Sleuth loves Wikipedia. Sleuth was looking up Chris Grayling, the Leader of the House of Commons, after a radio broadcast, just because. In the list of publications written by Grayling are a surprising range of books many with Manchester connections including canals and beers. Thus: The Bridgewater Heritage, The Story of Bridgewater Estates by Chris Grayling, 1983; A Land Fit for Heroes, Life in England After the Great War by Chris Grayling, 1985; Holt's, The Story of Joseph Holt by Christopher Grayling, 1985; Just Another Star? Anglo-American Relations Since 1945 by Chris Grayling and Christopher Langdon. (Click here for the Wiki page). How odd. Ah but suddenly Sleuth twigs what’s happening. There are two Chris Graylings and the Leader of the House of Commons has never been near a pint of Holt’s beer let alone written a book about the brewery. Good old Wiki in scooping up all the Chris Graylings they could find and turning them into one single person.

.Not the Leader of the House's fave tipple but definitely Chris Grayling's, the other one 

SLEUTH AND THE NOMENCLATURE GAME

Sleuth and pals were lamenting the Death of British Branding given the sorry state of top down naming in Manchester. First the name HOME was mocked by the group as being ridiculously prosaic given the art and life inside. Then someone mentioned the daft name Corridor pertaining to Oxford Road. Worse again is Circle Square, where the Bruntwood development on the former site of the BBC is taking shape. “Yes,” said one friend, “soon, with the latest apartment development we will be able to purchase a home on Corridor in Circle Square.”

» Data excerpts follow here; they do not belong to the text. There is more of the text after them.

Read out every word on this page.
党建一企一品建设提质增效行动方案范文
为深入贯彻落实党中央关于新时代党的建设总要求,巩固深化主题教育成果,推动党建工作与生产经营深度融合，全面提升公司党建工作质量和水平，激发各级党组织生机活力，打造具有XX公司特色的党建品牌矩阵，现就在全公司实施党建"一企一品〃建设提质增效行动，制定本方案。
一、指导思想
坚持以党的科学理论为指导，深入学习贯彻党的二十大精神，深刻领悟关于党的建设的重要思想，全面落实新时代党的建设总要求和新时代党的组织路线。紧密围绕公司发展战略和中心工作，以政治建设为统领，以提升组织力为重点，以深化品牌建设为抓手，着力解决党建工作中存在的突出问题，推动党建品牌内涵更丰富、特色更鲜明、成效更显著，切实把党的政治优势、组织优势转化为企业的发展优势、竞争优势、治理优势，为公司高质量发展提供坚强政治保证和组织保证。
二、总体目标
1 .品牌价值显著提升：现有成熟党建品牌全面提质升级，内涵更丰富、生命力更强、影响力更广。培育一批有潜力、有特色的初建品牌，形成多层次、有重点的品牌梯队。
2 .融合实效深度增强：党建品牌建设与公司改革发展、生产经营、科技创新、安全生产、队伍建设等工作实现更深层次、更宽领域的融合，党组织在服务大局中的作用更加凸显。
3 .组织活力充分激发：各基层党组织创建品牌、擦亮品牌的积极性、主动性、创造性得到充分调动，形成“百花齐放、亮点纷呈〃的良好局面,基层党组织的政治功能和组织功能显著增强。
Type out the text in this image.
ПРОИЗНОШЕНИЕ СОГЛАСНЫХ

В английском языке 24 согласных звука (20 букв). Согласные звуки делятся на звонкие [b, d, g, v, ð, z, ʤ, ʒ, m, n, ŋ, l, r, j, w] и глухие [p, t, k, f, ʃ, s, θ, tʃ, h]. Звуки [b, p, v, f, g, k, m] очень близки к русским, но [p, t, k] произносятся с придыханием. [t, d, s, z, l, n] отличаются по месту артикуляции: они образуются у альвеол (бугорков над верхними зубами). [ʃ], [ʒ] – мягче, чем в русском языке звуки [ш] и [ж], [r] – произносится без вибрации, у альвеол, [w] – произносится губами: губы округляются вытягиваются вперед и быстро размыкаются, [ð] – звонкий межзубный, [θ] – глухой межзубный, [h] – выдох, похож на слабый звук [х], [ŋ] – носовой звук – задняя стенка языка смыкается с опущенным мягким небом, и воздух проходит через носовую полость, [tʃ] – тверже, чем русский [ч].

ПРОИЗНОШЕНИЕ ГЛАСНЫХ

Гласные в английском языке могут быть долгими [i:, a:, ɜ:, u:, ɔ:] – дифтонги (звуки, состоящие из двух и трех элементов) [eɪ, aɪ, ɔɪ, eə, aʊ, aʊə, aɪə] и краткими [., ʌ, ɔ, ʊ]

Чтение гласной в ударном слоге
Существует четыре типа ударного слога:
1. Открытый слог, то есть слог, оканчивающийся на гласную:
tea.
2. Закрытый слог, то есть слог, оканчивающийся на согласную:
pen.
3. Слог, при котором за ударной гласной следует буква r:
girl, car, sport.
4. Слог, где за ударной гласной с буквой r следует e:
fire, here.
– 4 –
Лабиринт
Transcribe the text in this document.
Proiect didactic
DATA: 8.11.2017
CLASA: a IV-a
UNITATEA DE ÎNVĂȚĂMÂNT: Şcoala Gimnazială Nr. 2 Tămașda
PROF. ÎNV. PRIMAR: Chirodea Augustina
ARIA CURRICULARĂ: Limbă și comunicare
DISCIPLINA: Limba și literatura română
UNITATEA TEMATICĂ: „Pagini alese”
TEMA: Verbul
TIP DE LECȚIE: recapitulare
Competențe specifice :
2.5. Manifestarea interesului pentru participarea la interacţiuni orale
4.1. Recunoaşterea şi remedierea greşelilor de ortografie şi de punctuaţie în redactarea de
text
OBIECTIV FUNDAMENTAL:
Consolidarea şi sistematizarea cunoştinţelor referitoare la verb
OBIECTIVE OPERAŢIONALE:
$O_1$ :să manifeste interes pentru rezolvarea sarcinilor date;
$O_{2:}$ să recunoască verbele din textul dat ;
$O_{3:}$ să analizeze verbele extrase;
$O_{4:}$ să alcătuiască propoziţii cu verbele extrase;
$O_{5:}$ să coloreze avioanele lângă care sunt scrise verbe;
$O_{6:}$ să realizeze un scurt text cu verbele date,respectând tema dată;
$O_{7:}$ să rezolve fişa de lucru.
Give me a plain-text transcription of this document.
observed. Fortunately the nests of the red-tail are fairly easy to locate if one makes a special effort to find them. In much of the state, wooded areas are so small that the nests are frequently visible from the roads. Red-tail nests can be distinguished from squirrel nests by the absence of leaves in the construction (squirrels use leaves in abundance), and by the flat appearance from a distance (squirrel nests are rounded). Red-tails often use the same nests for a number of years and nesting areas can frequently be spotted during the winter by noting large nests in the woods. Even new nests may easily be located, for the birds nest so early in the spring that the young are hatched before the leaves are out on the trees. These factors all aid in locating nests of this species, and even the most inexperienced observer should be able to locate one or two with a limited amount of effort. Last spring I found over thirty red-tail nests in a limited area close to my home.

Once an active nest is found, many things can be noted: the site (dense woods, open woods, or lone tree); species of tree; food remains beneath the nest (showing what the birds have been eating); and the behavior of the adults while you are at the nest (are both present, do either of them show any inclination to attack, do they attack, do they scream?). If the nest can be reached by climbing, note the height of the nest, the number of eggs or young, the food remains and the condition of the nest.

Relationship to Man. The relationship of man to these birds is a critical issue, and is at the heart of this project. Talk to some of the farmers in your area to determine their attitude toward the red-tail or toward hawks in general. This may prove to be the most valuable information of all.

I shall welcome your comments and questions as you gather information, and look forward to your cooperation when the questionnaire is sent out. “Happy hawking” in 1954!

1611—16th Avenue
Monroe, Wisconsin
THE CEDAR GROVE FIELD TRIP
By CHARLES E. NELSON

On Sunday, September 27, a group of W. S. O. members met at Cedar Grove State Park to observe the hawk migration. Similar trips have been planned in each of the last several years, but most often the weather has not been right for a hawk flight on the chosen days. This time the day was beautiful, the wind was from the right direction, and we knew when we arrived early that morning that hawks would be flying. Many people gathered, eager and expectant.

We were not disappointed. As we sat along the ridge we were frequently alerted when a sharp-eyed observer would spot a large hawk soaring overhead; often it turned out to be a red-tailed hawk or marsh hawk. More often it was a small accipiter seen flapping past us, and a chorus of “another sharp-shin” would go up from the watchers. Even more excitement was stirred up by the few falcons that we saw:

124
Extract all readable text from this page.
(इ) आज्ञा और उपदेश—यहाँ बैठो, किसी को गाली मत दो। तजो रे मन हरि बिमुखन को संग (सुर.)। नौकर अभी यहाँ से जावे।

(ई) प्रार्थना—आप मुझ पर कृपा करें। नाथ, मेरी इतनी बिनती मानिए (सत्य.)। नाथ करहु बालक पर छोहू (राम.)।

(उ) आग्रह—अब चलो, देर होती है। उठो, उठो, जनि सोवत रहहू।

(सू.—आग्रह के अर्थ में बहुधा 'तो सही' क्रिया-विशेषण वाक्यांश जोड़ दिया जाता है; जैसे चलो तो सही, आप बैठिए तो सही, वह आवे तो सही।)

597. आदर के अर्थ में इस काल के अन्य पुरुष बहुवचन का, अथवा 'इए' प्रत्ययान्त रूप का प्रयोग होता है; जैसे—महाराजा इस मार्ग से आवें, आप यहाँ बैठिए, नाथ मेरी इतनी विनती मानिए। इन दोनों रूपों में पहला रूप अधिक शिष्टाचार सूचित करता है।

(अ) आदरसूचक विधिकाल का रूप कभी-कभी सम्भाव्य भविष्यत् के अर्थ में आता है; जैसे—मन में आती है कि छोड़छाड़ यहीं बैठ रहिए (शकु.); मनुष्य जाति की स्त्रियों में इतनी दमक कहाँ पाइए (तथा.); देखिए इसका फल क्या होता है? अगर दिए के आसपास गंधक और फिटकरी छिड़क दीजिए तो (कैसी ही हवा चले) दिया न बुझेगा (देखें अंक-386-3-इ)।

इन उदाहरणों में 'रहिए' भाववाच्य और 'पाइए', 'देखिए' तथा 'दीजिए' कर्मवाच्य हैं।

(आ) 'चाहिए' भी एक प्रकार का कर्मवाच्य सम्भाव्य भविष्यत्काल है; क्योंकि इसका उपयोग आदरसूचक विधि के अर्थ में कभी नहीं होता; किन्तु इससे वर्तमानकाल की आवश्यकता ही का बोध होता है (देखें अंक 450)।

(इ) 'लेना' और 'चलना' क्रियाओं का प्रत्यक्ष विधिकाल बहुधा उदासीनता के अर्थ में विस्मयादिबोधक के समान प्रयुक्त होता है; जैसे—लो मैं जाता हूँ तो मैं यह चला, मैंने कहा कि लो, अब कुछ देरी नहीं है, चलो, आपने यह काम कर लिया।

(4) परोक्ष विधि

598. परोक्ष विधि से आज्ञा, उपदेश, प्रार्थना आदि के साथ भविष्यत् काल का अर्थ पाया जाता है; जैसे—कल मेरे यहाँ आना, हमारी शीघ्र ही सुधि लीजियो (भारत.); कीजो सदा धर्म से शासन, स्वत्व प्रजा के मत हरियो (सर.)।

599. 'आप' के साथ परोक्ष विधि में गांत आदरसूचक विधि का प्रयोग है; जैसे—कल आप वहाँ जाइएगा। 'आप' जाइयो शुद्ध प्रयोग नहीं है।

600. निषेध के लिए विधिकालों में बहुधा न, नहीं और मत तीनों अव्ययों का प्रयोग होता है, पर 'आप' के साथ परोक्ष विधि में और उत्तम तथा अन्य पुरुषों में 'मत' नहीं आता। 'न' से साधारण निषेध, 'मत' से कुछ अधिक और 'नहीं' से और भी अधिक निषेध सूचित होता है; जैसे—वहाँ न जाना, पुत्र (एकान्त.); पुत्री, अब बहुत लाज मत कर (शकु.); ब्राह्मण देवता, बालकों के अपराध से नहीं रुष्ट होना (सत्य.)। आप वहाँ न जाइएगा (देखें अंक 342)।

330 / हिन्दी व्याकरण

Circle SquareCircle Square... on Corridor 

SLEUTH’S BEST INVITE OF THE WEEK

‘Dear Sleuth, please join us for The London Clown Festival. On the Press Night the Balkan Bad-Boys Boris & Sergey will host a night of hilarity and absurdity. The festival celebrates physical comedy and clown influenced contemporary performance while challenging assumptions about the word “clown”’. Sleuth has no assumptions about the word clown, he knows they’re all sinister, still, he does regret missing Boris perform with the Balkan Bad-Boys. Those leave campaigners will do anything for attention. This is Sleuth’s sad face because he's missing out.

.Sad clown

SLEUTH’S UNEXPECTED BEAUTIES: THE MANCUNIAN WAY

In Birley Fields the poppies blow, between the cars, row on row. Sleuth is delighted by this planting scheme in the roundabout with the subways on Princess Parkway with the Mancunian Way above. Poppies in the city centre. Sleuth feels like starting a new social group called Urban Picnics. Hampers, straw boaters, pretty frocks, champers and cucumber sandwiches within a Hulme roundabout. Anybody up for it?

.Poppies of Hulme 

TAKING YOUR BEANS FOR A WALK

Sleuth likes pets but they can be so messy and not always suitable for city centre life. So Sleuth is taking inspiration from this man in the Northern Quarter. Sleuth is going to start taking his beans for a walk, instead.

.'That's it boy, sit' 

SLEUTH'S MIND BOGGLES

Sometimes the logic fails Sleuth, especially when it comes to the city's current traffic management system. No, a car parked in the cycle lane will not do. Very naughty. Remove it by all means. But surely don't choose to remove it at 8.40am on a Wednesday morning during rush hour, blocking off an entire lane  the process. Thus causing cars to back up onto Deansgate and causing much more of a bloody obstruction than if the original obstruction had been left there in the first place. I mean for Pete's sake.